El objetivo del quinto hermano era encontrar a su hermana pequeña y decirle la verdad, mientras que la intención del hermano mayor era no perturbar la vida pacífica actual de su hermana pequeña.
Debido a que el viejo quinto y Big Boss no se llevaban bien, condujo directamente a un intenso conflicto entre el campamento del viejo quinto y el campamento de Big Boss.
Al final, fue solo por la apariencia de su padre que la relación entre los dos se relajó un poco.
“Segundo hermano, incluso si es la voluntad del quinto hermano, no servirá. No deberías haber olvidado lo que te dijo papá, ¿verdad? ¡No uses el favor de tu padre como capital para tu terquedad!”
Una mujer joven al lado del jefe frunció el ceño.
«¡Pa!»
Al segundo siguiente, la mujer fue abofeteada con fuerza por el segundo hermano.
«Segundo hermano … ¡Tú!» La mujer miró al segundo hermano con sorpresa.
«¿Quién crees que eres? ¡¿Quién eres tú para interrumpir cuando el hermano mayor y el segundo hermano están hablando?!”
La mujer apretó los dientes y quiso decir algo, pero el jefe negó con la cabeza y le dijo que no dijera nada.
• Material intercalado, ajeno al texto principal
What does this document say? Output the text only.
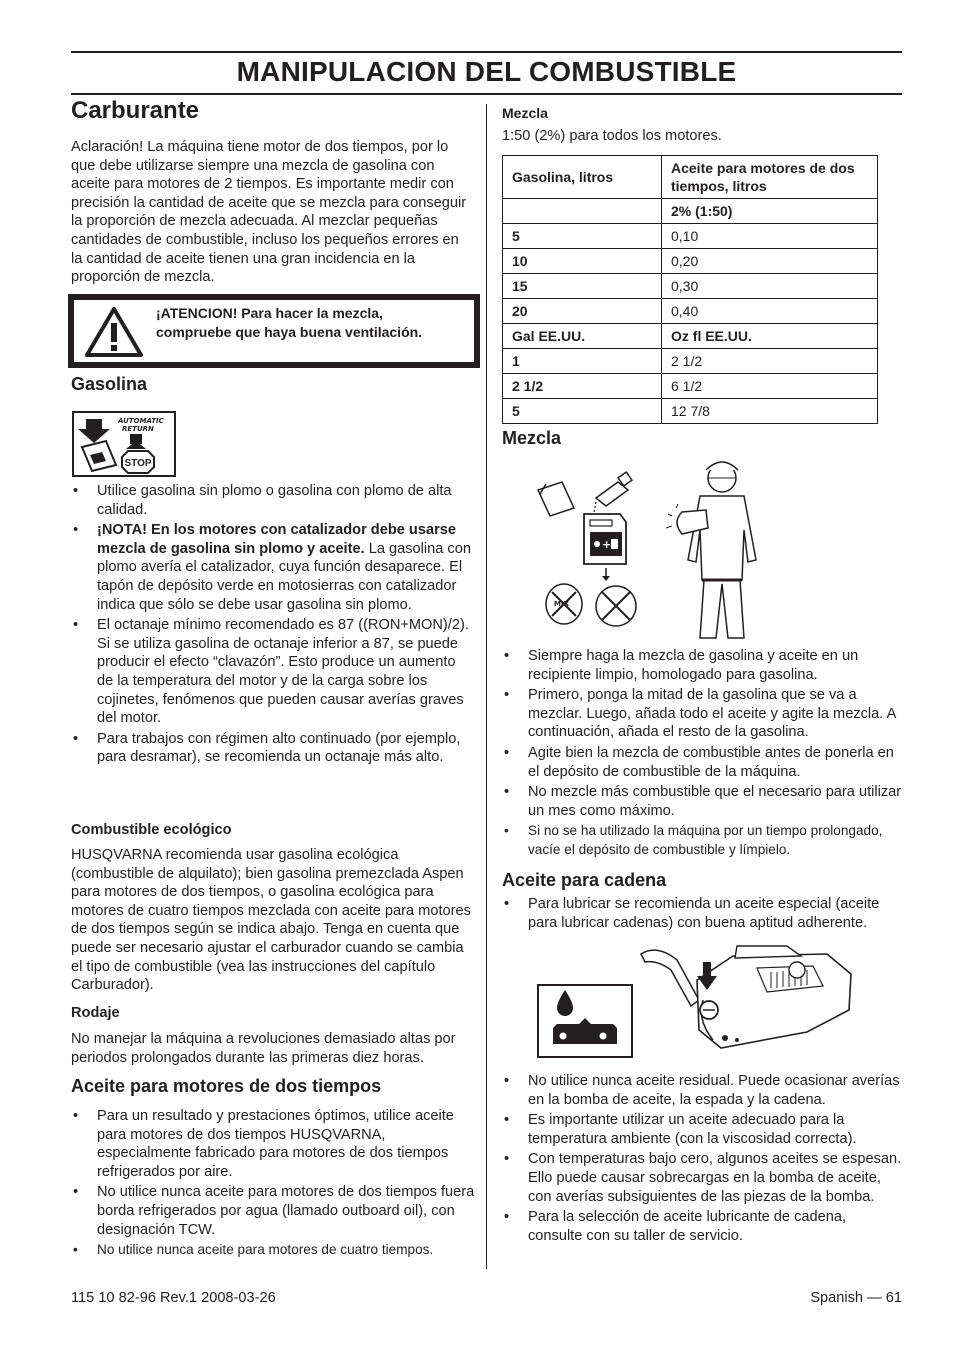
MANIPULACION DEL COMBUSTIBLE
Carburante

Aclaración! La máquina tiene motor de dos tiempos, por lo que debe utilizarse siempre una mezcla de gasolina con aceite para motores de 2 tiempos. Es importante medir con precisión la cantidad de aceite que se mezcla para conseguir la proporción de mezcla adecuada. Al mezclar pequeñas cantidades de combustible, incluso los pequeños errores en la cantidad de aceite tienen una gran incidencia en la proporción de mezcla.

¡ATENCION! Para hacer la mezcla,
compruebe que haya buena ventilación.
Gasolina
AUTOMATIC
RETURN
STOP
• Utilice gasolina sin plomo o gasolina con plomo de alta calidad.
• ¡NOTA! En los motores con catalizador debe usarse mezcla de gasolina sin plomo y aceite. La gasolina con plomo avería el catalizador, cuya función desaparece. El tapón de depósito verde en motosierras con catalizador indica que sólo se debe usar gasolina sin plomo.
• El octanaje mínimo recomendado es 87 ((RON+MON)/2). Si se utiliza gasolina de octanaje inferior a 87, se puede producir el efecto “clavazón”. Esto produce un aumento de la temperatura del motor y de la carga sobre los cojinetes, fenómenos que pueden causar averías graves del motor.
• Para trabajos con régimen alto continuado (por ejemplo, para desramar), se recomienda un octanaje más alto.
Combustible ecológico

HUSQVARNA recomienda usar gasolina ecológica (combustible de alquilato); bien gasolina premezclada Aspen para motores de dos tiempos, o gasolina ecológica para motores de cuatro tiempos mezclada con aceite para motores de dos tiempos según se indica abajo. Tenga en cuenta que puede ser necesario ajustar el carburador cuando se cambia el tipo de combustible (vea las instrucciones del capítulo Carburador).

Rodaje

No manejar la máquina a revoluciones demasiado altas por periodos prolongados durante las primeras diez horas.

Aceite para motores de dos tiempos
• Para un resultado y prestaciones óptimos, utilice aceite para motores de dos tiempos HUSQVARNA, especialmente fabricado para motores de dos tiempos refrigerados por aire.
• No utilice nunca aceite para motores de dos tiempos fuera borda refrigerados por agua (llamado outboard oil), con designación TCW.
• No utilice nunca aceite para motores de cuatro tiempos.
Mezcla

1:50 (2%) para todos los motores.

Gasolina, litros	Aceite para motores de dos tiempos, litros
	2% (1:50)
5	0,10
10	0,20
15	0,30
20	0,40
Gal EE.UU.	Oz fl EE.UU.
1	2 1/2
2 1/2	6 1/2
5	12 7/8
Mezcla
+
MIX
• Siempre haga la mezcla de gasolina y aceite en un recipiente limpio, homologado para gasolina.
• Primero, ponga la mitad de la gasolina que se va a mezclar. Luego, añada todo el aceite y agite la mezcla. A continuación, añada el resto de la gasolina.
• Agite bien la mezcla de combustible antes de ponerla en el depósito de combustible de la máquina.
• No mezcle más combustible que el necesario para utilizar un mes como máximo.
• Si no se ha utilizado la máquina por un tiempo prolongado, vacíe el depósito de combustible y límpielo.
Aceite para cadena
• Para lubricar se recomienda un aceite especial (aceite para lubricar cadenas) con buena aptitud adherente.
• No utilice nunca aceite residual. Puede ocasionar averías en la bomba de aceite, la espada y la cadena.
• Es importante utilizar un aceite adecuado para la temperatura ambiente (con la viscosidad correcta).
• Con temperaturas bajo cero, algunos aceites se espesan. Ello puede causar sobrecargas en la bomba de aceite, con averías subsiguientes de las piezas de la bomba.
• Para la selección de aceite lubricante de cadena, consulte con su taller de servicio.
115 10 82-96 Rev.1 2008-03-26	Spanish — 61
“No desobedecí los deseos de mi padre en absoluto. Además, el padre solo nos dijo que protegiéramos a la hermana pequeña, pero no dijo que no podíamos reconocerla. Jefe, ¿cuáles son sus intenciones? la hermanita es la única hija biológica del padre, y la dejas vagar afuera…”
La voz del segundo hermano gradualmente se volvió más suave.
Cuando vio el brillo frío en los ojos del jefe, la actitud imponente del segundo hermano de repente se debilitó mucho.
“Jefe, no creo que el padre no extrañe a la hermanita. No es necesario que me sermonees aquí. Naturalmente, PREGUNTARÉ a PADRE sobre este asunto. No es necesario que agregues algunos crímenes sin fundamento contra mí y el quinto hermano”.
El segundo hermano miró al primer hermano, resopló con frialdad y se volvió para irse.
Después de que el segundo hermano se fue, algunos hombres y mujeres jóvenes lo rodearon rápidamente.
«Hermano mayor… ¡El segundo hermano y el quinto hermano son demasiado arrogantes!»